The findings of the Papua New Guinea-Australia Development Cooperation Treaty Review is an opportunity for Australia to “demonstrate leadership on human rights” in Asia and the Pacific, especially in Papua New Guinea, writes Philip Lynch, executive director of the Australia-based Human Rights Law Resource Center.
In his blog for the Sydney Morning Herald, Lynch takes into account the observations of Manfred Nowak, the United Nations special rapporteur on torture. The international law expert voiced his concern over the alarming cases of human rights violation and high levels of corruption in PNG, specifically in the detention centers that he visited.
According to Lynch, Human Rights Watch and Amnesty International share his view on PNG’s human rights record.
Nowak also recommends that the international donor community considers human rights protection as “the highest priority” in engaging with Papua New Guinea.

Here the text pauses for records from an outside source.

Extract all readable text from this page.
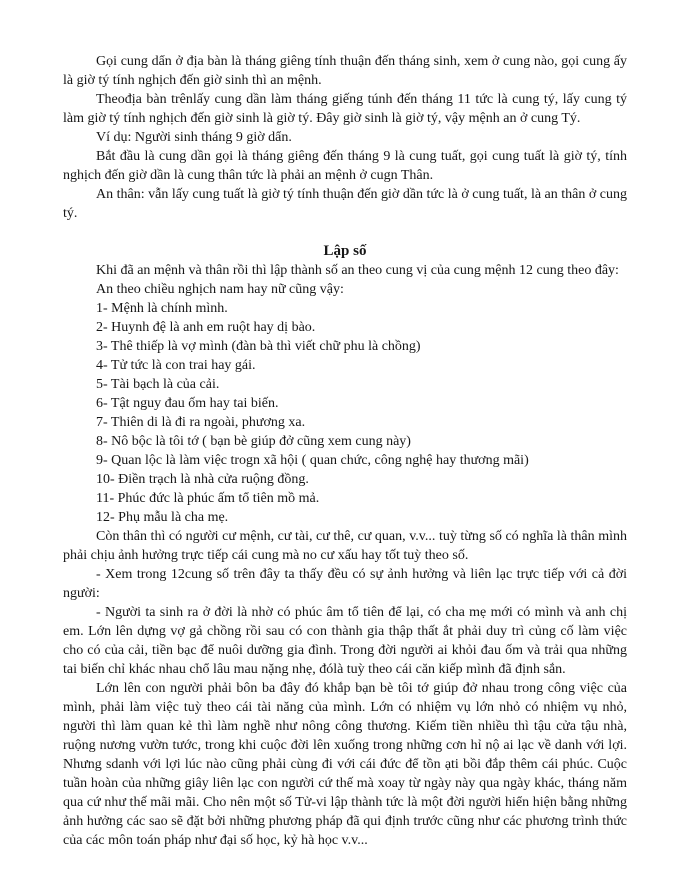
Gọi cung dẩn ở địa bàn là tháng giêng tính thuận đến tháng sinh, xem ở cung nào, gọi cung ấy là giờ tý tính nghịch đến giờ sinh thì an mệnh.

Theođịa bàn trênlấy cung dần làm tháng giếng túnh đến tháng 11 tức là cung tý, lấy cung tý làm giờ tý tính nghịch đến giờ sinh là giờ tý. Đây giờ sinh là giờ tý, vậy mệnh an ở cung Tý.

Ví dụ: Người sinh tháng 9 giờ dẩn.

Bắt đầu là cung dần gọi là tháng giêng đến tháng 9 là cung tuất, gọi cung tuất là giờ tý, tính nghịch đến giờ dần là cung thân tức là phải an mệnh ở cugn Thân.

An thân: vẫn lấy cung tuất là giờ tý tính thuận đến giờ dần tức là ở cung tuất, là an thân ở cung tý.

Lập số

Khi đã an mệnh và thân rồi thì lập thành số an theo cung vị của cung mệnh 12 cung theo đây:

An theo chiều nghịch nam hay nữ cũng vậy:

1- Mệnh là chính mình.

2- Huynh đệ là anh em ruột hay dị bào.

3- Thê thiếp là vợ mình (đàn bà thì viết chữ phu là chồng)

4- Tử tức là con trai hay gái.

5- Tài bạch là của cải.

6- Tật nguy đau ốm hay tai biến.

7- Thiên di là đi ra ngoài, phương xa.

8- Nô bộc là tôi tớ ( bạn bè giúp đở cũng xem cung này)

9- Quan lộc là làm việc trogn xã hội ( quan chức, công nghệ hay thương mãi)

10- Điền trạch là nhà cửa ruộng đồng.

11- Phúc đức là phúc ấm tổ tiên mồ mả.

12- Phụ mẫu là cha mẹ.

Còn thân thì có người cư mệnh, cư tài, cư thê, cư quan, v.v... tuỳ từng số có nghĩa là thân mình phải chịu ảnh hưởng trực tiếp cái cung mà no cư xấu hay tốt tuỳ theo số.

- Xem trong 12cung số trên đây ta thấy đều có sự ảnh hưởng và liên lạc trực tiếp với cả đời người:

- Người ta sinh ra ở đời là nhờ có phúc âm tổ tiên để lại, có cha mẹ mới có mình và anh chị em. Lớn lên dựng vợ gả chồng rồi sau có con thành gia thập thất ắt phải duy trì củng cố làm việc cho có của cải, tiền bạc để nuôi dưỡng gia đình. Trong đời người ai khỏi đau ốm và trải qua những tai biến chỉ khác nhau chổ lâu mau nặng nhẹ, đólà tuỳ theo cái căn kiếp mình đã định sắn.

Lớn lên con người phải bôn ba đây đó khắp bạn bè tôi tớ giúp đở nhau trong công việc của mình, phải làm việc tuỳ theo cái tài năng của mình. Lớn có nhiệm vụ lớn nhỏ có nhiệm vụ nhỏ, người thì làm quan kẻ thì làm nghề như nông công thương. Kiếm tiền nhiều thì tậu cửa tậu nhà, ruộng nương vườn tước, trong khi cuộc đời lên xuống trong những cơn hỉ nộ ai lạc về danh với lợi. Nhưng sdanh với lợi lúc nào cũng phải cùng đi với cái đức để tồn ạti bồi đắp thêm cái phúc. Cuộc tuần hoàn của những giây liên lạc con người cứ thế mà xoay từ ngày này qua ngày khác, tháng năm qua cứ như thế mãi mãi. Cho nên một số Tử-vi lập thành tức là một đời người hiển hiện bằng những ảnh hưởng các sao sẽ đặt bởi những phương pháp đã qui định trước cũng như các phương trình thức của các môn toán pháp như đại số học, kỷ hà học v.v...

According to Lynch, Nowak’s recommendations are particularly relevant to Australia for several reasons. First, on May 24, Foreign Minister Stephen Smith announced that the government would review the PNG-Australia Development Cooperation Treaty over the coming months. Second, a report of the Joint Standing Committee on Foreign Affairs, Defense and Trade recommended that AusAID take a human rights-based approach when planning and implementing development projects. Third, focusing on PNG’s human rights would advance the government’s commitment to promote human rights within the region and across the globe.